Por el Unión Minas Tofo también han jugado ex futbolistas profesionales, entre los más queridos destacan el talentoso Héctor “Kunta” Cabello, mundialista juvenil de 1987; su hermano Jaime, quien defendió la casaquilla granate por varios años; Juan Castillo; Marco Alegría y Claudio Troncoso, entre otros.
Hoy, cuando el club celebra 90 años de vida, fútbol, pasión e historias, donde varias generaciones compartieron el privilegio de “ser del Minas” y cuando de El Tofo sólo queda el recuerdo en la memoria de los tofinos, en la sede de Avenida La Paz en la Compañía Alta, a veces, en medio del silencio se asoma la neblina tofina y se escucha la celebración de un “goool” casi centenario.
La familia Tabilo
Para quienes han conocido la historia del Unión Minas Tofo, es imposible no reconocer en la familia Tabilo González su vital participación y responsabilidad en la vigencia del club. Representan el sello del dirigente que entrega su tiempo, recursos y corazón en beneficio de una institución que sienten como parte de su familia. Son ellos a quienes la historia premia con el privilegio de guiar al club en la conmemoración de los 90 años junto a decenas de familias de “mineros”.

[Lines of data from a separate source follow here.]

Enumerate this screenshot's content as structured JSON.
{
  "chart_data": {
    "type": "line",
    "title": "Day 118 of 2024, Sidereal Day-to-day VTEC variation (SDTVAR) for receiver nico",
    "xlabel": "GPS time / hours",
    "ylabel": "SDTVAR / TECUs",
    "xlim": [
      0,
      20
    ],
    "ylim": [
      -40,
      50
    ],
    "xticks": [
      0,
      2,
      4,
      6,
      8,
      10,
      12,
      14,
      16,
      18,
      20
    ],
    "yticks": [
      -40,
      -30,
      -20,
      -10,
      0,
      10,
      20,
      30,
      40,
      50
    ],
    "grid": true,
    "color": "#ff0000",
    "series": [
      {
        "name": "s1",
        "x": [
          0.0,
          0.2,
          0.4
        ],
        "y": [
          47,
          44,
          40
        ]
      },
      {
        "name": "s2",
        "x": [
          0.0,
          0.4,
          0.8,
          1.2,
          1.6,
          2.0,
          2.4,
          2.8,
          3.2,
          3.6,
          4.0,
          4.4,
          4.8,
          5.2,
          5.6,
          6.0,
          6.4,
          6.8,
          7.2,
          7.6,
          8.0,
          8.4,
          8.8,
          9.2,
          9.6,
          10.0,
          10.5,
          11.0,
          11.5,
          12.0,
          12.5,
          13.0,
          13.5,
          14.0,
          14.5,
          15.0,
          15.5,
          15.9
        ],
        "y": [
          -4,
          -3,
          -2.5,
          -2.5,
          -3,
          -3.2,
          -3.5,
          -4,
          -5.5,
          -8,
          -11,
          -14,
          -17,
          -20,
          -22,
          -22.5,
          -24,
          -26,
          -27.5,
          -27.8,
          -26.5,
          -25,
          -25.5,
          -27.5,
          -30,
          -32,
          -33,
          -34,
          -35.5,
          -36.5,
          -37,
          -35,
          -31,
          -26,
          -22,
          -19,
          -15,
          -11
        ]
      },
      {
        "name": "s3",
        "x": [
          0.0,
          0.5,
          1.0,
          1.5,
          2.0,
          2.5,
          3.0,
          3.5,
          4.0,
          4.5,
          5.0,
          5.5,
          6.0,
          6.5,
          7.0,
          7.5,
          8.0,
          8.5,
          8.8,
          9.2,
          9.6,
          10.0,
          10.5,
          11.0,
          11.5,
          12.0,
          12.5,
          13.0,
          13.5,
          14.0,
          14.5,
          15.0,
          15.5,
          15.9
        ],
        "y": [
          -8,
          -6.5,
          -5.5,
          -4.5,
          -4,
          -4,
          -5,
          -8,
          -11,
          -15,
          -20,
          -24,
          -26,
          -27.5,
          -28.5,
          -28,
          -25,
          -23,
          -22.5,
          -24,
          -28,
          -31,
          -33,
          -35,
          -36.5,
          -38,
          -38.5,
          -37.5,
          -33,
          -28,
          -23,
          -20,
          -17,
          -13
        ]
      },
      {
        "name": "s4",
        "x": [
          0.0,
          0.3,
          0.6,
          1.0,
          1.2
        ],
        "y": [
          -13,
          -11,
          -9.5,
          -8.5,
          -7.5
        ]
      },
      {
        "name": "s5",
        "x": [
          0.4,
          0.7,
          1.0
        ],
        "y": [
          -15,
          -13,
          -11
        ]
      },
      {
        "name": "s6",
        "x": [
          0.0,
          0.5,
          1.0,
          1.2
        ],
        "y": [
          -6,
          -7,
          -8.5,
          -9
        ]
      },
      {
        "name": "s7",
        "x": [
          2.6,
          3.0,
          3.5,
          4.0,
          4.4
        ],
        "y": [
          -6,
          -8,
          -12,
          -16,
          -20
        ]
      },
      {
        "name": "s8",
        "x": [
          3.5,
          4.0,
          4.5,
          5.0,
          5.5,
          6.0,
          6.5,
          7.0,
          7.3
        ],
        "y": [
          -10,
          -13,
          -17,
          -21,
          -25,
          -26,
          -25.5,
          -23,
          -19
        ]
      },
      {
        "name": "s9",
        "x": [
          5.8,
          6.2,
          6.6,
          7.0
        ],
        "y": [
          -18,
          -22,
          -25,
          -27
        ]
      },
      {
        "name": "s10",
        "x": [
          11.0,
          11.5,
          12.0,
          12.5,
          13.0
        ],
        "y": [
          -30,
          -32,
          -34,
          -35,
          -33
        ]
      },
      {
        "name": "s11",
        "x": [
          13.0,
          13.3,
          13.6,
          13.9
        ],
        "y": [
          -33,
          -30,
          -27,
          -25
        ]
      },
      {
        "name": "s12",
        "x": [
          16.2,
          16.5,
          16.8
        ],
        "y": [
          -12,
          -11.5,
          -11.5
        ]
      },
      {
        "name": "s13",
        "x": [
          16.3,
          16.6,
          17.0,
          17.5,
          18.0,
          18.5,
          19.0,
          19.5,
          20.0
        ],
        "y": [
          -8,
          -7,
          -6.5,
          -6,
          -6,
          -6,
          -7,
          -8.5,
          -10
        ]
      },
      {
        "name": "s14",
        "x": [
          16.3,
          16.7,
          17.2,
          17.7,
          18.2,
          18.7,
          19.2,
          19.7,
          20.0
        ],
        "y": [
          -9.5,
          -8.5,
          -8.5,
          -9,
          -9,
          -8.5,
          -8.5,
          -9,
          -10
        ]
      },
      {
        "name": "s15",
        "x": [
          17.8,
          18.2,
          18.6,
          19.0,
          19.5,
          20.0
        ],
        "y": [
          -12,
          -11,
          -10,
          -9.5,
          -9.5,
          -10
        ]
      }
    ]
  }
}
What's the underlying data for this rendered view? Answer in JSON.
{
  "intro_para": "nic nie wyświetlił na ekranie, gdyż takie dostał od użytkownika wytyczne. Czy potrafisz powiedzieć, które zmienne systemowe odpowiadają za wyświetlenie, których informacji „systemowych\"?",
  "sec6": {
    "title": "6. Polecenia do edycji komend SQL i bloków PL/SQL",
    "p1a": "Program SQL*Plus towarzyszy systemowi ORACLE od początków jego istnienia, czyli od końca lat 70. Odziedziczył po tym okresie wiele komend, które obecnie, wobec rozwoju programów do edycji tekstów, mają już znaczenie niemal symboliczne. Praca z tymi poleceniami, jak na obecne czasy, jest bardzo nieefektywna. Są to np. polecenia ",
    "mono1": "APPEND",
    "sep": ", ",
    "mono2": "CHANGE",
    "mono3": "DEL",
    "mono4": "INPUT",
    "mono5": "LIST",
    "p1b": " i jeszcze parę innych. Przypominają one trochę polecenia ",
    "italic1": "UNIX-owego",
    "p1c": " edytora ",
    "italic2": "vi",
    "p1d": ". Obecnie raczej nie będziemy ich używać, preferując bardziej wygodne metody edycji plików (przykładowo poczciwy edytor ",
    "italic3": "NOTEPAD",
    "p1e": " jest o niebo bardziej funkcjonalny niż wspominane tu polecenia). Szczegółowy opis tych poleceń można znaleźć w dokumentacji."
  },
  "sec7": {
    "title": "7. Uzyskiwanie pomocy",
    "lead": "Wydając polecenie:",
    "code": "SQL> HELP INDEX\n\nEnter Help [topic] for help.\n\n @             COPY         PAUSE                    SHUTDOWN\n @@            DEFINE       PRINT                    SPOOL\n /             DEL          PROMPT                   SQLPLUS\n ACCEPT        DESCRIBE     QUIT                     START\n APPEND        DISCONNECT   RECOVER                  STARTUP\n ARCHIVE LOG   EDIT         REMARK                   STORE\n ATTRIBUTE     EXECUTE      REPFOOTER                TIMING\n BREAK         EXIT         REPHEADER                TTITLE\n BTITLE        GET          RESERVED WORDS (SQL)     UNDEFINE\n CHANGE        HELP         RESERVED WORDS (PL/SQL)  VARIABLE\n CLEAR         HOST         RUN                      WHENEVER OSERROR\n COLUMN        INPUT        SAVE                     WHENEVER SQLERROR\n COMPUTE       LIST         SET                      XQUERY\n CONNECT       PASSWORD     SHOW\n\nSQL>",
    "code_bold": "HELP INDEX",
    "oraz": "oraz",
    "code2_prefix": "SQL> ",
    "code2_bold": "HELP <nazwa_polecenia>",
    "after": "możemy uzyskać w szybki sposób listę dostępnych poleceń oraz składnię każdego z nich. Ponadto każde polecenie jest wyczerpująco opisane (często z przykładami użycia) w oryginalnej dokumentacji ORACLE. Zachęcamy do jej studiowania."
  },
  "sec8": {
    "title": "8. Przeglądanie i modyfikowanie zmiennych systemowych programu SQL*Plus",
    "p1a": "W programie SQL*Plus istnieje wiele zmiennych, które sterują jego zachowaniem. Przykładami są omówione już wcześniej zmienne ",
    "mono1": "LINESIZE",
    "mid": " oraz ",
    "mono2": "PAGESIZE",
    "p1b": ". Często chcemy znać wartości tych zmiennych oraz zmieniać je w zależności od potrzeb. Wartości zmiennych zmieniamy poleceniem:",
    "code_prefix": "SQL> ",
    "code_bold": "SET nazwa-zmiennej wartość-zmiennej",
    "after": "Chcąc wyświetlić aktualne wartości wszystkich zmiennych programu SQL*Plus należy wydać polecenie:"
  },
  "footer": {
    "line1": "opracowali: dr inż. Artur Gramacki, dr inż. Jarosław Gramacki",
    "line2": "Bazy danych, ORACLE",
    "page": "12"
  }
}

Visitar su sede, construida e implementada bajo la gestión de la familia Tabilo, es un privilegio; en su interior mantiene una colección de más de 100 fotografías relacionadas con el club y por supuesto a El Tofo, además de trofeos de todas las épocas.
La sede está abierta a todo quien quiera visitarla y recorrer los 90 años de historia del club y sus orígenes en el entorno del campamento minero de El Tofo.